Der Ausdruck "gueules cassées" bezeichnete ursprünglich die entstellten Gesichter der Soldaten, die verwundet aus dem Ersten Weltkrieg zurückkamen. Dieser Name und das Logo eines verwachsenen Apfels mit breitem Grinsen und Zahnlücke brachte der Geschäftsidee den entscheidenden Kick, sagt Chabanne: "Wir versuchten es zunächst mit kleinen Etiketten für verwachsenes Obst und Gemüse, auf denen stand ‚Auch wenn ich nicht perfekt bin, schmecke ich genauso gut‘. Aber das reichte nicht. Es brauchte eine Marketing-Idee." Und als diese geboren war, zogen die Kunden sofort mit.

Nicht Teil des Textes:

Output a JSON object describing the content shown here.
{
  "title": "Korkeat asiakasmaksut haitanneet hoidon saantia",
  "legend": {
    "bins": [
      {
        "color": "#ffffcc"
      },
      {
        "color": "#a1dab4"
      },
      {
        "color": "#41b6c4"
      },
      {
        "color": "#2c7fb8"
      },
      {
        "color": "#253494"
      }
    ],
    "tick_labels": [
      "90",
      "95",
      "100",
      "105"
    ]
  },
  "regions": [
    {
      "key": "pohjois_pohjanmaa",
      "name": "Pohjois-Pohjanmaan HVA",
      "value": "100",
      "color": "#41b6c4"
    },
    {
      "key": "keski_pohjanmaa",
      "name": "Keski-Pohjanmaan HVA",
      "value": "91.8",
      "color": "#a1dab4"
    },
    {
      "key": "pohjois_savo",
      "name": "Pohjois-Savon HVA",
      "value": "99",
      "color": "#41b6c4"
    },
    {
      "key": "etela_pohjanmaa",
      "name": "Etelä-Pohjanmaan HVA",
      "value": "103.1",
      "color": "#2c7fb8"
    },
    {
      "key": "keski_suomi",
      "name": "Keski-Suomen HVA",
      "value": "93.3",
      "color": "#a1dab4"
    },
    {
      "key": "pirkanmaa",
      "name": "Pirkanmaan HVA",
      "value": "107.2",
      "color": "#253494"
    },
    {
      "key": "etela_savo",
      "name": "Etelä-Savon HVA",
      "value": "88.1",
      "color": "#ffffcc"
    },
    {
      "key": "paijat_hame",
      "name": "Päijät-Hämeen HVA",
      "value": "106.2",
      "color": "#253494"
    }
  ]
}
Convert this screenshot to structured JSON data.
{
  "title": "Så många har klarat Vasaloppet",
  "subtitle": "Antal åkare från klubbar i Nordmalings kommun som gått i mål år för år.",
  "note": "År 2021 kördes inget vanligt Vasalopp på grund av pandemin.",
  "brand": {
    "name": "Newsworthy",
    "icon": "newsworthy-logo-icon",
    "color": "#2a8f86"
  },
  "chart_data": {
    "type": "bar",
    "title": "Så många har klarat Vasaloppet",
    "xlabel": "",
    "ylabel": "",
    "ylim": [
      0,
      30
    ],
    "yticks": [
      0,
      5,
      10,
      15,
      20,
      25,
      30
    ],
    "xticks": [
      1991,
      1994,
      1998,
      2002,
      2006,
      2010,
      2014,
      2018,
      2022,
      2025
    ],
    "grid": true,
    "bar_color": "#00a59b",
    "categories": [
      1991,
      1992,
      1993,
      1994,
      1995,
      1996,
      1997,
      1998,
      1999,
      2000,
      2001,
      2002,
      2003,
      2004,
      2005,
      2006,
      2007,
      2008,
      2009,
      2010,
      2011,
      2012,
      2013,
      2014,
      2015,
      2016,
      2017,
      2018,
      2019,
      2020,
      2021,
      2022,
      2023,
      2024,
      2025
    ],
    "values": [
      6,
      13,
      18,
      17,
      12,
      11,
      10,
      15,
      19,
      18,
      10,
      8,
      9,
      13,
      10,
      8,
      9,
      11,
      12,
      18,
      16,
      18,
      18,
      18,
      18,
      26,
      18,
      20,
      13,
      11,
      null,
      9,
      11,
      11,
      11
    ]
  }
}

Diese können im Internet einen vorformulierten Brief mit der Forderung nach dem Verkauf von "hässlichem" Obst und Gemüse herunterladen, unterschreiben und ihn ihrem Supermarkt vorlegen, um Druck zu machen. Die Initiative umfasst auch Produkte, deren Verfallsdatum naht und die nur deshalb oft und nur teilweise noch gespendet werden. Sie erhalten eine Kennzeichnung und einen Sonderpreis. Vertrieben werden künftig außerdem auch Cornflakes, deren "Fehlbildungen" oftmals nicht einmal erkennbar sind, sowie verformter französischer Camembert, von dem laut Chabanne bereits 450.000 Packungen vor dem Mülleimer gerettet wurden. Denn egal, wie der Weichkäse aussieht - Hauptsache, er stinkt ordentlich.